I don't especially like the proposed patch, though, as it introduces
a great deal of confusion into what ParallelState.numWorkers means.
I think it's better to leave that as being the allocated array size,
and instead clean up all the fuzzy thinking about whether workers
are actually running or not. Like 0001-fix-worker-status.patch below.
regards, tom lane
Attachments:
booby-trap-fork.patchtext/x-diff; charset=us-ascii; name=booby-trap-fork.patchDownload
diff --git a/src/bin/pg_dump/parallel.c b/src/bin/pg_dump/parallel.c
index 1410bcd..aa2b8be 100644
--- a/src/bin/pg_dump/parallel.c
+++ b/src/bin/pg_dump/parallel.c
@@ -994,7 +994,10 @@ ParallelBackupStart(ArchiveHandle *AH)
wi, 0, &(slot->threadId));
slot->hThread = handle;
#else /* !WIN32 */
- pid = fork();
+ if (random() > 1000000000)
+ pid = fork();
+ else
+ pid = -1, errno = EINVAL;
if (pid == 0)
{
/* we are the worker */
0001-fix-worker-status.patchtext/x-diff; charset=us-ascii; name=0001-fix-worker-status.patchDownload
diff --git a/src/bin/pg_dump/parallel.c b/src/bin/pg_dump/parallel.c
index 1410bcd..c25e3f7 100644
--- a/src/bin/pg_dump/parallel.c
+++ b/src/bin/pg_dump/parallel.c
@@ -42,6 +42,7 @@
*
* In the master process, the workerStatus field for each worker has one of
* the following values:
+ * WRKR_NOT_STARTED: we've not yet forked this worker
* WRKR_IDLE: it's waiting for a command
* WRKR_WORKING: it's working on a command
* WRKR_TERMINATED: process ended
@@ -75,11 +76,15 @@
/* Worker process statuses */
typedef enum
{
+ WRKR_NOT_STARTED = 0,
WRKR_IDLE,
WRKR_WORKING,
WRKR_TERMINATED
} T_WorkerStatus;
+#define WORKER_IS_RUNNING(workerStatus) \
+ ((workerStatus) == WRKR_IDLE || (workerStatus) == WRKR_WORKING)
+
/*
* Private per-parallel-worker state (typedef for this is in parallel.h).
*
@@ -412,7 +417,9 @@ ShutdownWorkersHard(ParallelState *pstate)
/*
* Close our write end of the sockets so that any workers waiting for
- * commands know they can exit.
+ * commands know they can exit. (Note: some of the pipeWrite fields might
+ * still be zero, if we failed to initialize all the workers. Hence, just
+ * ignore errors here.)
*/
for (i = 0; i < pstate->numWorkers; i++)
closesocket(pstate->parallelSlot[i].pipeWrite);
@@ -486,7 +493,7 @@ WaitForTerminatingWorkers(ParallelState *pstate)
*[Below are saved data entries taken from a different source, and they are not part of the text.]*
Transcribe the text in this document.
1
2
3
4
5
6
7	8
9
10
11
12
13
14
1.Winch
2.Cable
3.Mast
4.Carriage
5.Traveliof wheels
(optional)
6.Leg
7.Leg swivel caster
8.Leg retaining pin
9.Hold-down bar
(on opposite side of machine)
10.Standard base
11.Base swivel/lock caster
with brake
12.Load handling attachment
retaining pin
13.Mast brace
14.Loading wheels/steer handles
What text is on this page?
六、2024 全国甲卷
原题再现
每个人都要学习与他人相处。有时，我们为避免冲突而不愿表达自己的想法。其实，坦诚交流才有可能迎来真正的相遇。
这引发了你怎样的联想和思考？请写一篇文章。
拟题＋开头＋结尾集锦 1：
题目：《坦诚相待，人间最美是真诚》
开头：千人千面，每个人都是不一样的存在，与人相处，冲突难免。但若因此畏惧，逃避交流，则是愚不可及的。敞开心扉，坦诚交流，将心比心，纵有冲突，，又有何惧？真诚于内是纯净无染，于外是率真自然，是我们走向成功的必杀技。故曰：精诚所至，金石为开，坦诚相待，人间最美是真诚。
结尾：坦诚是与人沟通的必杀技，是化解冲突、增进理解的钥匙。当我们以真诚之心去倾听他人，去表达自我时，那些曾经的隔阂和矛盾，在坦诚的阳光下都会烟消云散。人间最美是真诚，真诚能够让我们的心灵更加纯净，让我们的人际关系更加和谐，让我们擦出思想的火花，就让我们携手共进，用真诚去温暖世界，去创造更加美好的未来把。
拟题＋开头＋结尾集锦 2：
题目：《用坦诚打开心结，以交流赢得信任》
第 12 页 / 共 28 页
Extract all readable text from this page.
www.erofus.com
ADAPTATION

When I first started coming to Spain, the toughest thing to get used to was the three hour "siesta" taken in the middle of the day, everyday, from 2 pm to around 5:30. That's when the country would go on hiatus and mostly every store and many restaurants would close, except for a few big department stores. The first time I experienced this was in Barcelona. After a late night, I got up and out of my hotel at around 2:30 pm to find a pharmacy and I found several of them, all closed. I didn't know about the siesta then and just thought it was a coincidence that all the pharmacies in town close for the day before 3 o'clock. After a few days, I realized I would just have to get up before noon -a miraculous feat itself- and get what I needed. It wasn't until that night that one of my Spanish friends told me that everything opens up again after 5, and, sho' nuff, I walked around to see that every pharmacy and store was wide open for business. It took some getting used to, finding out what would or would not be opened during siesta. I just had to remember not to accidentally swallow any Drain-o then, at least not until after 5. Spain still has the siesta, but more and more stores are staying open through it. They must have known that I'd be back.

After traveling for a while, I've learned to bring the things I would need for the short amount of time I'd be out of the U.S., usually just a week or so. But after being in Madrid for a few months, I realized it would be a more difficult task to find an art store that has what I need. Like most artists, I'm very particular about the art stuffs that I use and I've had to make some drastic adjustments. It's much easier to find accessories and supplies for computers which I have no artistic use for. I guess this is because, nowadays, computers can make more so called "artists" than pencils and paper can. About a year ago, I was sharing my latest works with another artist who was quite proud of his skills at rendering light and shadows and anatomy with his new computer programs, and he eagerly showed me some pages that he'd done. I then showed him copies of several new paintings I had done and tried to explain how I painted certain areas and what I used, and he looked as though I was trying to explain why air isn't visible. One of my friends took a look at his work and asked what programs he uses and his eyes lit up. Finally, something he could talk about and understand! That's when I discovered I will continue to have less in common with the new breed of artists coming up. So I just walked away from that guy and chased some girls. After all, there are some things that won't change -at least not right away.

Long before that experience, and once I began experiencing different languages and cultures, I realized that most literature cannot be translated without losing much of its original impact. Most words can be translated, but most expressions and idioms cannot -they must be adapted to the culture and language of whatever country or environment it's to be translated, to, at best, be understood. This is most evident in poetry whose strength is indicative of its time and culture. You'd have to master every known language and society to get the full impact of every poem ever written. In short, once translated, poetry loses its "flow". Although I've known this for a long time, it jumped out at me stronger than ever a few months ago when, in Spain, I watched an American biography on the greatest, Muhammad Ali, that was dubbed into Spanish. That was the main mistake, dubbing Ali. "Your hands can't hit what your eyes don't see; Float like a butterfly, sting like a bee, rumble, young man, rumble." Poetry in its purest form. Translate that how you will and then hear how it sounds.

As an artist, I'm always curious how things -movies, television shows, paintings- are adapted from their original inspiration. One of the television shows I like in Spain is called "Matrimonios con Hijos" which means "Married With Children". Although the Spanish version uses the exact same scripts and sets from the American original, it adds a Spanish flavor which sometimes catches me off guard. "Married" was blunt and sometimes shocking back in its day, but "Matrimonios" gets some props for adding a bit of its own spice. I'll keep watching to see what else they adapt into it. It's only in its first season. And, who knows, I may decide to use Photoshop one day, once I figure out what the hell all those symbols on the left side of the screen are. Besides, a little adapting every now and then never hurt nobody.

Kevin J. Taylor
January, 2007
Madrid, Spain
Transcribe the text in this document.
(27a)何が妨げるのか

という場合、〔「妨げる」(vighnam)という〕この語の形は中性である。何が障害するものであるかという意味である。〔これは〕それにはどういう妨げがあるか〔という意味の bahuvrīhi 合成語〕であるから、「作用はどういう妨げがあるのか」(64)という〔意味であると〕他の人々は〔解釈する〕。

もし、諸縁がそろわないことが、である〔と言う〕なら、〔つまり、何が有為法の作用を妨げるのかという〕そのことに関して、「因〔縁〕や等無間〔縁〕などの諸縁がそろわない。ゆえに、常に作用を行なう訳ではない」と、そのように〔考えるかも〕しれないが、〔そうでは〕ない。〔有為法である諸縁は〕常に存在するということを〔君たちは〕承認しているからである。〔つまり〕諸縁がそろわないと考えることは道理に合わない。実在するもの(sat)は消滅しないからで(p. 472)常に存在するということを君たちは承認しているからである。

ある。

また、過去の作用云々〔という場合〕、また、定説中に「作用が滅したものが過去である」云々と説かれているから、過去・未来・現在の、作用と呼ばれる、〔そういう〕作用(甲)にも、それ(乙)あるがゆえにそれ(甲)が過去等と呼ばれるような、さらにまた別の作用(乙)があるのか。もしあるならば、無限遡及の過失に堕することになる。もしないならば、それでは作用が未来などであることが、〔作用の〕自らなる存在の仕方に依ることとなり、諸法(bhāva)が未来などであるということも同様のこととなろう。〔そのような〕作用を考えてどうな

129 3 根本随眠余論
for (j = 0; j < pstate->numWorkers; j++)
{
- if (pstate->parallelSlot[j].workerStatus != WRKR_TERMINATED)
+ if (WORKER_IS_RUNNING(pstate->parallelSlot[j].workerStatus))
{
lpHandles[nrun] = (HANDLE) pstate->parallelSlot[j].hThread;
nrun++;
@@ -922,6 +929,7 @@ ParallelBackupStart(ArchiveHandle *AH)
if (AH->public.numWorkers == 1)
return pstate;
+ /* Create status arrays, being sure to initialize all fields to 0 */
pstate->te = (TocEntry **)
pg_malloc0(pstate->numWorkers * sizeof(TocEntry *));
pstate->parallelSlot = (ParallelSlot *)
@@ -969,13 +977,6 @@ ParallelBackupStart(ArchiveHandle *AH)
if (pgpipe(pipeMW) < 0 || pgpipe(pipeWM) < 0)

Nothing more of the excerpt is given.